Under the purchase agreement, the parties stipulated to the remedy of specific performance, but only if the full proceeds of the debt financing were funded to buyer on the terms set forth in the DCL. Nonetheless, the Court applied the prevention doctrine and deemed the debt financing condition met because buyer contributed materially to the lack of debt financing. The Court found that the lenders were willing to execute the debt financing on the terms of the DCL and buyer, in making the financing demands, changed the risk profile without allowing for adjustments to the economic terms. The fact that the DCL expired by its terms did not negate the fact that buyer refused to move forward on its terms and in doing so effectively ran out the clock while the lenders were standing by willing to close. The Court determined that the prevention doctrine does not require a finding of bad faith, but rather some form of deliberate action.
In Snow Phipps, the Court confirmed that it will hold parties to the terms of the negotiated acquisition agreement, even in the face of a widespread risk event, such as COVID-19. In her decision, Vice Chancellor McCormick called this a “victory for deal certainty.” The Court made clear that it will continue to enforce the contractual obligations of sophisticated parties, regardless of the economic climate.

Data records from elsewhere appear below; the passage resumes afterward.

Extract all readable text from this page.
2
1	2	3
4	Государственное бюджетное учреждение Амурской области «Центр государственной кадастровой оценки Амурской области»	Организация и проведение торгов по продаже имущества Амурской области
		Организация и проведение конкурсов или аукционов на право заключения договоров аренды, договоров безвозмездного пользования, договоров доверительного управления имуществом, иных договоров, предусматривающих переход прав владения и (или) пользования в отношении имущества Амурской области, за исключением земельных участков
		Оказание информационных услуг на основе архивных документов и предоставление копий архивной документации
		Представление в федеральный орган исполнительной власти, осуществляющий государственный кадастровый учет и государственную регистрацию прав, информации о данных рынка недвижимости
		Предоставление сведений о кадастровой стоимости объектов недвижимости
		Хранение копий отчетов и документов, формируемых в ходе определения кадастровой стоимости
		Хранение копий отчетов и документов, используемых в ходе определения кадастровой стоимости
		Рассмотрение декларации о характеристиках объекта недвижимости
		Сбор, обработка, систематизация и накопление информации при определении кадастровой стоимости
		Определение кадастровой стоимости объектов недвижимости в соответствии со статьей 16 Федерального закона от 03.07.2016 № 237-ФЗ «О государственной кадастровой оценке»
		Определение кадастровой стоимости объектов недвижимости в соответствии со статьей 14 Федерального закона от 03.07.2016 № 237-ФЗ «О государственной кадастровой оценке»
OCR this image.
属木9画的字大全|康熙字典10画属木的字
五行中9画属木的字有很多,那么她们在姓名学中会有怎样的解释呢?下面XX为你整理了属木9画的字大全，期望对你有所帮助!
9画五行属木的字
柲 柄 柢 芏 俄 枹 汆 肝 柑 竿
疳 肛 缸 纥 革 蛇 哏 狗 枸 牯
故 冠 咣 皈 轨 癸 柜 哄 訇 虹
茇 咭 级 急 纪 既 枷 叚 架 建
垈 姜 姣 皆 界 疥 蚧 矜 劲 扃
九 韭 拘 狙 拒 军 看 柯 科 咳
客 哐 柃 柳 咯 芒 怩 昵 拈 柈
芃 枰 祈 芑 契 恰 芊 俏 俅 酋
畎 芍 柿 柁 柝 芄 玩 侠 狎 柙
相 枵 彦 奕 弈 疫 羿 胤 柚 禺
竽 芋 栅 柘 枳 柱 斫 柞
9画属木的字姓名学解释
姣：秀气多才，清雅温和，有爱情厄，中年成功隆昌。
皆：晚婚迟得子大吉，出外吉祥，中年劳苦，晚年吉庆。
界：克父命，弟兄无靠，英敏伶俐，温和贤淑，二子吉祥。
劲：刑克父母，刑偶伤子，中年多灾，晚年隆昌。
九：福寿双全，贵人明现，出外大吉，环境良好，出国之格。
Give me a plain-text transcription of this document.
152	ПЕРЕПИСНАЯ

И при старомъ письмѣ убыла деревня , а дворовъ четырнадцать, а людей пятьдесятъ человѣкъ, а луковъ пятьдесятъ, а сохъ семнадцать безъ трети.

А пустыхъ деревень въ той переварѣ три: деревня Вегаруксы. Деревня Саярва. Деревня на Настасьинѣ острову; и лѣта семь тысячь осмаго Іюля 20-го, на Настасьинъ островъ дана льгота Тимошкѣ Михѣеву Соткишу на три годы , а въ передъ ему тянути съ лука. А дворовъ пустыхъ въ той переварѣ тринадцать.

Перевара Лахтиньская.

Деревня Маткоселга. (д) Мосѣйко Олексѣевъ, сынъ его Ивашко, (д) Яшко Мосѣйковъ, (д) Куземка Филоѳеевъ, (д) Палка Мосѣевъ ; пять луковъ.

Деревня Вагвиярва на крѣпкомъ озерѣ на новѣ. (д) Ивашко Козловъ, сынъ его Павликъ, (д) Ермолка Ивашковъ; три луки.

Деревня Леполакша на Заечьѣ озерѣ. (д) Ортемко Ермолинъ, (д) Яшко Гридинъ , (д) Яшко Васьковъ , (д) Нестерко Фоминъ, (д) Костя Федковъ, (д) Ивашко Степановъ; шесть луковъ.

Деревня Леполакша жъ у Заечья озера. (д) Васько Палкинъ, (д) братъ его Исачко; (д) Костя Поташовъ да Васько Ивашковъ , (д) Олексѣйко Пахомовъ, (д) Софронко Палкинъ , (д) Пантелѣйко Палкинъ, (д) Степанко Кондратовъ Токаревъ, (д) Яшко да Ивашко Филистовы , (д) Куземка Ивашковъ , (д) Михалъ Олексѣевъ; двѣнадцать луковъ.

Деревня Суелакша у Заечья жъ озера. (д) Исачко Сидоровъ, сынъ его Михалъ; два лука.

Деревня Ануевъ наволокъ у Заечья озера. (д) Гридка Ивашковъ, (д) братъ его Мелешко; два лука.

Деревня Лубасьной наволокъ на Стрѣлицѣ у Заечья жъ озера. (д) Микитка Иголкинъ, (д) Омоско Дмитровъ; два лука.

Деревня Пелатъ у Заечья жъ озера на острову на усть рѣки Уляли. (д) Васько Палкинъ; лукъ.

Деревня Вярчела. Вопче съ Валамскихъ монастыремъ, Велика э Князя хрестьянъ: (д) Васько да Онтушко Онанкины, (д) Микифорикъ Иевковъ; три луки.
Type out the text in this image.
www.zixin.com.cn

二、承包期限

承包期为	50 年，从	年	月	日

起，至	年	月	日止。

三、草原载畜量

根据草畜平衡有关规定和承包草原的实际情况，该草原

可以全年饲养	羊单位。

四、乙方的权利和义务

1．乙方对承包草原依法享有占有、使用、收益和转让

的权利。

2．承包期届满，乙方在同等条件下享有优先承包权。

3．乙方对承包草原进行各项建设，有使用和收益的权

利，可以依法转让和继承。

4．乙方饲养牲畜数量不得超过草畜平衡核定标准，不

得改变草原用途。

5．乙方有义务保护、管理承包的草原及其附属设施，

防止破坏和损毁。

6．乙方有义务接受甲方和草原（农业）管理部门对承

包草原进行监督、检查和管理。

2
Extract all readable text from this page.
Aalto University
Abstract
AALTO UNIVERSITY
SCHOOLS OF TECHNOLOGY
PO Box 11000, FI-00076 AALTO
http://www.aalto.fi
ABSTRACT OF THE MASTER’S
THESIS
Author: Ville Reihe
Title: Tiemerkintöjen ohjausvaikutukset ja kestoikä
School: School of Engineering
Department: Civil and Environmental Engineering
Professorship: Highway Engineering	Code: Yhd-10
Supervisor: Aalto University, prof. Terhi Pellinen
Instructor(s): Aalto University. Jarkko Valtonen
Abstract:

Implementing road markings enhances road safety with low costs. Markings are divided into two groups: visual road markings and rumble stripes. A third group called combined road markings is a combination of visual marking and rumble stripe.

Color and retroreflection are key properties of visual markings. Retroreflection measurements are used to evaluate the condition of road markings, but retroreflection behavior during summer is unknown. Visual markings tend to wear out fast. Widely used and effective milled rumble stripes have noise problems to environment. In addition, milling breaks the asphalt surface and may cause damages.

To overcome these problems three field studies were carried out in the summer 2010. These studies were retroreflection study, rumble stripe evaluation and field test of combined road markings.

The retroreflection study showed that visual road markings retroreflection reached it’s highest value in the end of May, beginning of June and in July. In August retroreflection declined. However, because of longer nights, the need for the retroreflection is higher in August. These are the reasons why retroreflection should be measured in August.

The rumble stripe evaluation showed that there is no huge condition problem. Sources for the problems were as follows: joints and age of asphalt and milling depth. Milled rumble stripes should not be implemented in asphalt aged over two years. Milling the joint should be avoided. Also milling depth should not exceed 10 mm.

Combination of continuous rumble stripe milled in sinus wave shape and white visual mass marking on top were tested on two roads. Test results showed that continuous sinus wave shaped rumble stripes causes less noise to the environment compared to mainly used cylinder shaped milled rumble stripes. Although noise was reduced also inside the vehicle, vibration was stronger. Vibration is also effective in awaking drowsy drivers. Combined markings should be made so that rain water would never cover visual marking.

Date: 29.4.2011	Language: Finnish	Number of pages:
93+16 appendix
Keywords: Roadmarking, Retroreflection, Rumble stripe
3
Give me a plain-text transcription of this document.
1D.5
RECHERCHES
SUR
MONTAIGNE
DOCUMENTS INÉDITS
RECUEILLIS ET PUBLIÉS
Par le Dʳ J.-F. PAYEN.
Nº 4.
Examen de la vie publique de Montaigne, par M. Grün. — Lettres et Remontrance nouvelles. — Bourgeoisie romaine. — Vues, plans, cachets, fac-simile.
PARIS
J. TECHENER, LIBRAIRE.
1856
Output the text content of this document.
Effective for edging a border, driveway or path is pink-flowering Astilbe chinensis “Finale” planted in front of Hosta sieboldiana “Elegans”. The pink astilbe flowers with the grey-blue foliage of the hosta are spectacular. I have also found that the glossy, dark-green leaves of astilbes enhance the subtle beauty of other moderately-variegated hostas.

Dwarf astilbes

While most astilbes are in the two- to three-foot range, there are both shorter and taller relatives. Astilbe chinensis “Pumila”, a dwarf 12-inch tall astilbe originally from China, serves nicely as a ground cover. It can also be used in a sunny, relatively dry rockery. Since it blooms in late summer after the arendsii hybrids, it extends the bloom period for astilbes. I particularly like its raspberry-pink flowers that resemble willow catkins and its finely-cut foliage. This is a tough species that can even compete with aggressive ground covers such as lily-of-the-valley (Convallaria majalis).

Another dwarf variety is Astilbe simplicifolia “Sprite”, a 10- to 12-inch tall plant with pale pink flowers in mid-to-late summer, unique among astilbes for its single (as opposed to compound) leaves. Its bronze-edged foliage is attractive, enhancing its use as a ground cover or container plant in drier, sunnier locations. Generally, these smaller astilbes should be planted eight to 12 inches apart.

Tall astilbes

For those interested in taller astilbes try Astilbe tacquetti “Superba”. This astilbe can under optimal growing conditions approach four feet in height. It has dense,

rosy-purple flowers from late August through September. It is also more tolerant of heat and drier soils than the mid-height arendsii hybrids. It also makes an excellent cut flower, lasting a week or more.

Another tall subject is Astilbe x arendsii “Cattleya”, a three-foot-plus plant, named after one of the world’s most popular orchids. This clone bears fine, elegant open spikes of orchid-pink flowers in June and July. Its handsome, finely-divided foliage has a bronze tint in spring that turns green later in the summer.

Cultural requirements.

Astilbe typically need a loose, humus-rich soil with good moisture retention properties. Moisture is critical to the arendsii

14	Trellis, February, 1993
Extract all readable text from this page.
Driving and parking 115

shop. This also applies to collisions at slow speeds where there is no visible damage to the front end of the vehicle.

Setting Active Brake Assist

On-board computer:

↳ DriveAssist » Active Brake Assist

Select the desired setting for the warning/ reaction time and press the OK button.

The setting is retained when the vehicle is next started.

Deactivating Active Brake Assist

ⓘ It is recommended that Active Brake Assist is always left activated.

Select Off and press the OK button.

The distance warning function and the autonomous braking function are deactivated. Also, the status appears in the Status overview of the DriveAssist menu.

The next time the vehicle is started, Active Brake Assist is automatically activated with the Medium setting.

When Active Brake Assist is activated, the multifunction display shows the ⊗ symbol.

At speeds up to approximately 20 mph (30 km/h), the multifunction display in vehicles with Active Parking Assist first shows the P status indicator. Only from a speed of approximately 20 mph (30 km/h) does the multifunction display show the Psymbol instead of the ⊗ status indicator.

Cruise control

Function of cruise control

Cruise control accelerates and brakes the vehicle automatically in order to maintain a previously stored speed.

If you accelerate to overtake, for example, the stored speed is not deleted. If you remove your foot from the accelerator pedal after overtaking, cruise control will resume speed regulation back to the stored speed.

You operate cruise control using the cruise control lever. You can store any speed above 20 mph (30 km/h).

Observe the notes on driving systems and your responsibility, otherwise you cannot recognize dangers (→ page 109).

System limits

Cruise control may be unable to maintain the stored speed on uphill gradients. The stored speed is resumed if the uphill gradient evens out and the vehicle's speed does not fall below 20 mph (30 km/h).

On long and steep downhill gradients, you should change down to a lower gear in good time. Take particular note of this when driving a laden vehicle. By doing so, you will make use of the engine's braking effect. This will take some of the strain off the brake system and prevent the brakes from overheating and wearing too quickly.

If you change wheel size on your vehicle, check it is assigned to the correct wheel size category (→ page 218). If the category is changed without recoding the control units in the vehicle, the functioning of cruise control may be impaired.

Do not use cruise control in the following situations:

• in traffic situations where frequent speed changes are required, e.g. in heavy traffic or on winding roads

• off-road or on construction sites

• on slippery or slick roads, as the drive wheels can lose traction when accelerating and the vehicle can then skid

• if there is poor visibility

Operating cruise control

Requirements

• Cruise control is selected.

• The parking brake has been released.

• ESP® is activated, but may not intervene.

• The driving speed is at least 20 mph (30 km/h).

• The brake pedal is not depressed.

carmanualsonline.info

Some lessons can be gleaned from Snow Phipps:
First, parties should carefully review the MAE definition and, where appropriate, consider defining “material adverse effect” with greater specificity for more deal certainty. Buyers should also consider whether exceptions to the MAE definition need to be more carefully tailored, so that they do not include unintended matters. Parties should consider specifying the target’s comparable entities for determining whether effects on a target are disproportionate.
Second, sellers should consider whether to add specific exceptions to the target’s ability to operate in the ordinary course in response to extraordinary events or modify the ordinary course covenant to reasonable best efforts for extraordinary events.
Third, buyers should consider using a lower bring-down condition than an MAE standard on select representations and warranties of the target. If buyer’s closing condition related to the accuracy of DecoPac’s representations and warranties was a “true and correct in all material respects” standard as it related to the top customers, the Court might have reached a different conclusion.